Cannabis experts discuss steps after Prop. 64’s passage

Cannabis experts discuss steps after Prop. 64’s passage
A panel of experts on cannabis talk about the issues surrounding the use of marijuana following the passing of Prop. 64 on Feb. 3. Photo by Aaron Burgin

ENCINITAS — While the passage of Proposition 64 — the legalization of recreational marijuana use in California — was a watershed moment, more work lies ahead to remove the stigma associated with cannabis use from a perspective of social, land-use, business and political acceptance.

In order to do this, cannabis advocates need to come “out of the closet,” experts said during a recent panel discussion.

Luminaries of the cannabis industry gathered with entrepreneurs, residents and advocates at EVE Encinitas on Feb. 2 for the panel discussion entitled “Prop. 64 Passed, Now What?”

Moderated by Voice of San Diego Editor Scott Lewis, the panel fielded questions from the audience pertaining to the future of cannabis production, entrepreneurship, and use in California.

One of the things the panelists all agreed on was that the perception of cannabis use has to change in order to make headway in these areas.

One of the examples discussed was Encinitas, where data from the County Registrar of Voters shows that the majority of residents were in favor of the passage of Prop. 64, yet two years earlier voted against having licensed medical marijuana dispensaries. Proposition F failed by a 56-44 margin in 2014.

James Schmactenberger, the CEO of Mankind Collective and a front-line advocate on Prop. F, said that it would likely take another voter initiative attempt to legalize collectives in Encinitas.

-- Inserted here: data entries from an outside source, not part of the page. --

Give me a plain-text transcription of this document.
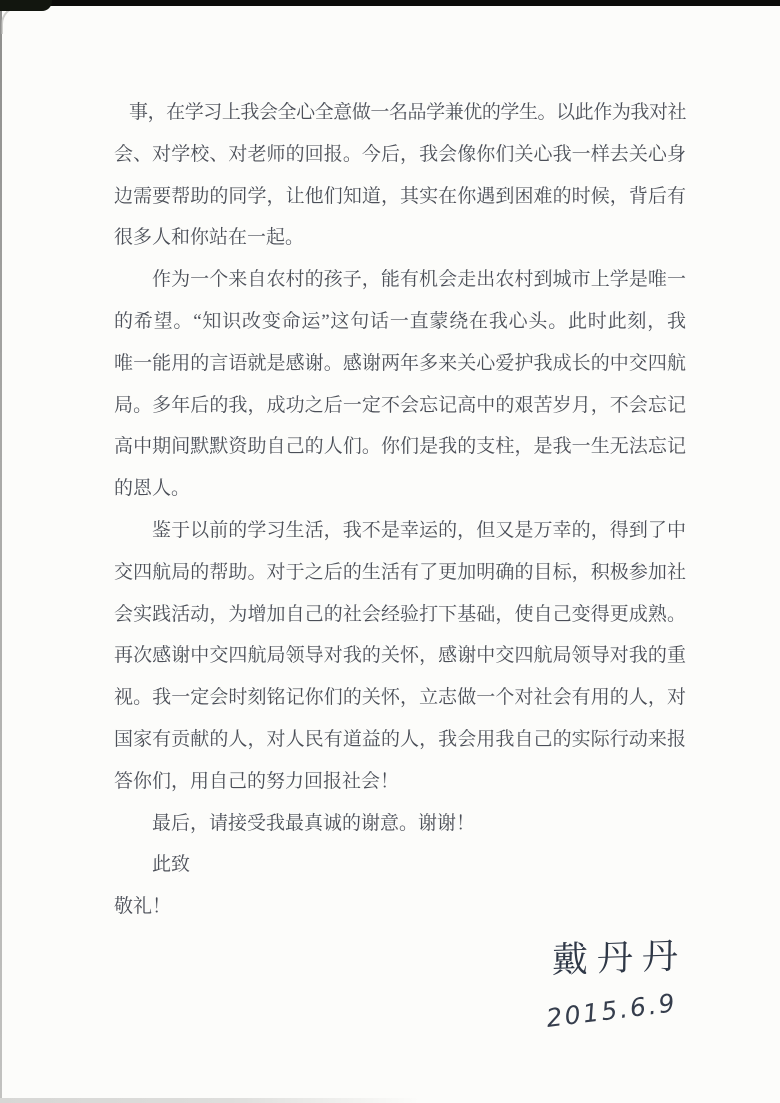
事，在学习上我会全心全意做一名品学兼优的学生。以此作为我对社
会、对学校、对老师的回报。今后，我会像你们关心我一样去关心身
边需要帮助的同学，让他们知道，其实在你遇到困难的时候，背后有
很多人和你站在一起。
作为一个来自农村的孩子，能有机会走出农村到城市上学是唯一
的希望。“知识改变命运”这句话一直蒙绕在我心头。此时此刻，我
唯一能用的言语就是感谢。感谢两年多来关心爱护我成长的中交四航
局。多年后的我，成功之后一定不会忘记高中的艰苦岁月，不会忘记
高中期间默默资助自己的人们。你们是我的支柱，是我一生无法忘记
的恩人。
鉴于以前的学习生活，我不是幸运的，但又是万幸的，得到了中
交四航局的帮助。对于之后的生活有了更加明确的目标，积极参加社
会实践活动，为增加自己的社会经验打下基础，使自己变得更成熟。
再次感谢中交四航局领导对我的关怀，感谢中交四航局领导对我的重
视。我一定会时刻铭记你们的关怀，立志做一个对社会有用的人，对
国家有贡献的人，对人民有道益的人，我会用我自己的实际行动来报
答你们，用自己的努力回报社会！
最后，请接受我最真诚的谢意。谢谢！
此致
敬礼！
戴丹丹
2015.6.9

When asked where the disconnect lied, panelists pointed to local lawmakers, which discouraged and campaigned against the proposition.

“The vast majority of lawmakers I speak of, when you start a conversation with decision makers (about cannabis) the first thing they think of is a reggae flag and a bong, and that is just not the case,” said Anthony Wagner, a San Diego planning commissioner and executive director of the Southern California Responsible Growers Council. “Decision makers need to be educated so they can see cannabis with the same compassion that that father was using for his love and joy, his child.”

Wagner was referring to the event’s spotlight speaker, Brian Higuera, who had made headlines for turning to cannabis oil to save his then-2-year-old daughter, Sadie, who was suffering from Schinzel-Giedion Syndrome, which causes, among other things, relentless seizures, kidney problems and mental retardation.

Higuera credits the switch from pharmaceuticals to cannabis for saving his daughter’s life, after his doctor recommended terminating her life.

“We got our baby back,” Higuera said.

Sapphire Blackwood, a panelist who works in regulatory compliance and licensing, agreed with Wagner that the lack of acceptance comes from that misconception. It is the same misconception, she said, that kept her from being forthright with what she did for a living.

“They are just scared of a plant that is known to heal people,” she said.

Starlight Mundy, the CEO of Rebel Mota, which identifies, fosters and promotes cannabis entrepreneurial brands, said in order to expedite that change, people within the industry must take an activist role.

“Here is the reality: Cannabis business is still an activist issue, it requires you coming out of the closet and having conversations with people who ask stupid (sic) questions about reggae flags and bongs,” Mundy said. “The thing that it takes is our sweet little cousins and our aunties coming out and going ‘I am a normal person, I smoke weed and that is OK.’

“And if you are serious about making money in this industry, you need to be showing up to these Board of Supervisors meetings, you need to be showing up to town council and joining business organizations and making your voice heard,” Mundy continued. “Find the thing that is important to you, whether it is patient’s rights, land use…and talk to your family about it and find a way to have an impact where you are locally because a lot of these decisions are happening by a small margin, and a little more work on our side could sway it in our favor.”